Tragiczna historia Masady

W 66 r. n.e. grupa żydowskich rebeliantów zwana Sykariuszami (Sicarii) pokonała stacjonujących w Masadzie rzymskich żołnierzy i przejęła władzę nad twierdzą.

W odpowiedzi Cesarstwo Rzymskie w 73 r. n.e. postanowiło odbić Masadę. Legion Rzymski otoczył fortecę, ale ze względu na jej położenie nie mógł jej zdobyć. Po wielu miesiącach bezskutecznych ataków postanowiono wybudować ogromną rampę o wysokości 114 metrów.

W tym samym czasie w twierdzy, gdy było już jasne, że Rzymianie lada chwila  wtargną do środka, przywódca Sykariuszy – Ben Yair – zdecydował się na straszliwy czyn. Wolał zginąć niż zostać wziętym do rzymskiej niewoli. Rozkazał wszystkim mężczyznom zabić swoje żony i dzieci. Następnie wśród pozostałych mężczyzn odbyło się losowanie, gdzie wyłoniono dziesięciu, którzy mieli za zadanie zabić resztę. W ostatnim losowaniu, wybrano jednego, który miał zabić swoich towarzyszy i samemu odebrać sobie życie.

Gdy rzymianie wtargnęli do miasta, ich oczom ukazał się makabryczny widok… ponad 900 ciał mężczyzn, kobiet i dzieci leżało martwych. Zaledwie 2 kobietom i 5 dzieciom udało się schować w zakamarkach twierdzy i nie dosięgnął ich los pozostałych.

Podczas wykopalisk archeologicznych udało się wydobyć małe kawałki skał, na których wyryto imiona osób biorących udział w losowaniu.
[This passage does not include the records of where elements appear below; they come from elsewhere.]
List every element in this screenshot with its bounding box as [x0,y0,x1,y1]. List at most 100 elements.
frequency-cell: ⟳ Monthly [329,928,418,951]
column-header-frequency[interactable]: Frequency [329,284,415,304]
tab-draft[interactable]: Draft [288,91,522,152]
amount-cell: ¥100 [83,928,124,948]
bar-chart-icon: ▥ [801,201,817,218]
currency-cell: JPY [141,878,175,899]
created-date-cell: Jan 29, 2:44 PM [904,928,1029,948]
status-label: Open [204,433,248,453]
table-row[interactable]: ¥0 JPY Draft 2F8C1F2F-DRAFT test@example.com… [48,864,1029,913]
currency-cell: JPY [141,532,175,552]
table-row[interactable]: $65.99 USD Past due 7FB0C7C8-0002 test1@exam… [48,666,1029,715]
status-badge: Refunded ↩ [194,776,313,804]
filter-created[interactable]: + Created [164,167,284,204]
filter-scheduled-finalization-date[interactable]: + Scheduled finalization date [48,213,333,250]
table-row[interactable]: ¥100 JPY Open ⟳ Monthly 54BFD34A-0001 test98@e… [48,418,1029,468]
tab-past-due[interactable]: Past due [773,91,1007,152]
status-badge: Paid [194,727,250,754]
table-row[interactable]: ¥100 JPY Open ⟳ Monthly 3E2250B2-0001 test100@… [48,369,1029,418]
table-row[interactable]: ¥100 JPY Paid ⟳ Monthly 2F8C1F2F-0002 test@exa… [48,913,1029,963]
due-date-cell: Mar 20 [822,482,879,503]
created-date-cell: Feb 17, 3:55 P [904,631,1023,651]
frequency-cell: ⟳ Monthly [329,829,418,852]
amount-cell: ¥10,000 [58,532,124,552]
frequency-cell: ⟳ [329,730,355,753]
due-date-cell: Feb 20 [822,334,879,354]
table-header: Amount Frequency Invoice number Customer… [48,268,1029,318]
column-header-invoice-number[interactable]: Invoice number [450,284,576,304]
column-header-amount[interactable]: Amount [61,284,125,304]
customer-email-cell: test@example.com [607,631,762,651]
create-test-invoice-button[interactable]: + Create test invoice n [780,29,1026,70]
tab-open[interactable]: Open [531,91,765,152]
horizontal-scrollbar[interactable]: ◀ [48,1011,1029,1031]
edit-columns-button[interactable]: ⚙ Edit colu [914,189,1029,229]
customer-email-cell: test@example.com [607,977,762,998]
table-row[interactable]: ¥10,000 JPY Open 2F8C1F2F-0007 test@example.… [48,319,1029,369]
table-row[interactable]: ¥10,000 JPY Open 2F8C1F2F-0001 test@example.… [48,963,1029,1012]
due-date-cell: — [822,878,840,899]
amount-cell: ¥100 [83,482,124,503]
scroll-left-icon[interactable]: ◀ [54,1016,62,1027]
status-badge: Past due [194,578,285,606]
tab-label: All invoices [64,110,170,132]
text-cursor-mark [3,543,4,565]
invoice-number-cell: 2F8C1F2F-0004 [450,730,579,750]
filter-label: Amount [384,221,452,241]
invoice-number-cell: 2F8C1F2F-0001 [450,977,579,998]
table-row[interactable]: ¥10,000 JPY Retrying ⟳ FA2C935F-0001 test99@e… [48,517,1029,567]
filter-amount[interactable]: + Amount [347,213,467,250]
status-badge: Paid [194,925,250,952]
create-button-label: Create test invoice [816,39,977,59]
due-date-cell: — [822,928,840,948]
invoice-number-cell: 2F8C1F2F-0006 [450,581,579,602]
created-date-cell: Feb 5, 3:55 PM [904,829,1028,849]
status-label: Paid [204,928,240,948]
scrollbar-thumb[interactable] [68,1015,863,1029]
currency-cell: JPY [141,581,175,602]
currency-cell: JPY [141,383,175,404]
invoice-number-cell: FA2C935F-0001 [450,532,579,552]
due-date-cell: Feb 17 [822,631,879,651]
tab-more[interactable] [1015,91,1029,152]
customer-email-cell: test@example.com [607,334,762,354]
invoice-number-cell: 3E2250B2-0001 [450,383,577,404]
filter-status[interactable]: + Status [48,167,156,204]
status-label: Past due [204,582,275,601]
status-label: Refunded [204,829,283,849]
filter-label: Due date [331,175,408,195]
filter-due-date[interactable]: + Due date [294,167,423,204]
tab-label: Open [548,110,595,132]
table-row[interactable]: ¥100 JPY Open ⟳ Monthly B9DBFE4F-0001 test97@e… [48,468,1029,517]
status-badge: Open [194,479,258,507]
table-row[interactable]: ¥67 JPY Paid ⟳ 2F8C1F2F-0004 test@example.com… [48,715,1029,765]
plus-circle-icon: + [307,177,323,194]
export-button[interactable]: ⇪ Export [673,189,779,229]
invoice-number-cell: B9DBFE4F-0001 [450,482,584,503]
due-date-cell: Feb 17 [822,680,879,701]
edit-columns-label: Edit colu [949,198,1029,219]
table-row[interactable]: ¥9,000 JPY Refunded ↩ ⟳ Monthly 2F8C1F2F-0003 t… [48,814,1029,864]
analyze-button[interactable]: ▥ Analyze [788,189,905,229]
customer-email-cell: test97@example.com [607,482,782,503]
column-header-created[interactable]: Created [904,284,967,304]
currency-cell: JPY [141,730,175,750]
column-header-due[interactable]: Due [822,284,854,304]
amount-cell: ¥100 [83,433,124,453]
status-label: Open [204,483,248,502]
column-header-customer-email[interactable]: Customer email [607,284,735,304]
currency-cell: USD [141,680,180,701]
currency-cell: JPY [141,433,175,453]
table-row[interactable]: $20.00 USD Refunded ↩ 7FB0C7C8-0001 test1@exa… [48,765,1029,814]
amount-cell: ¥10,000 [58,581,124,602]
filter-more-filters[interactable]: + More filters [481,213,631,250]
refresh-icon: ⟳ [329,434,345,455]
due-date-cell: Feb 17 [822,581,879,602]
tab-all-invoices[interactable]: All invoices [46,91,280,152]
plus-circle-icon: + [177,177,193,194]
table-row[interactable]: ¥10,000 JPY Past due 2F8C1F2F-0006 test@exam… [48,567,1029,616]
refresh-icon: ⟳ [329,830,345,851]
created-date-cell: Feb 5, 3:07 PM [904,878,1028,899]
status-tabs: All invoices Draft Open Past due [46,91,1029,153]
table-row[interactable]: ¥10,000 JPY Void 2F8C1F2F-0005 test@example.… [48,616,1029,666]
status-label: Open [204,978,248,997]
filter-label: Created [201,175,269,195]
Można je zobaczyć w muzeum znajdującym się w centrum obsługi turystów u zbocza Masady.

Z powodu tej historii, Masada jest dla Izraelczyków bardzo ważnym miejscem, symbolem heroicznego oporu do samego końca. Na ruinach twierdzy żołnierze składają przysięgę wojskową słowami „Masada nigdy więcej nie zostanie zdobyta”. Miejsce to skłania również do refleksji nad ludzkimi wyborami w chwilach ostatecznego zagrożenia. Czy przywódca Żydów miał prawo do decydowaniu o życiu swoich towarzyszy?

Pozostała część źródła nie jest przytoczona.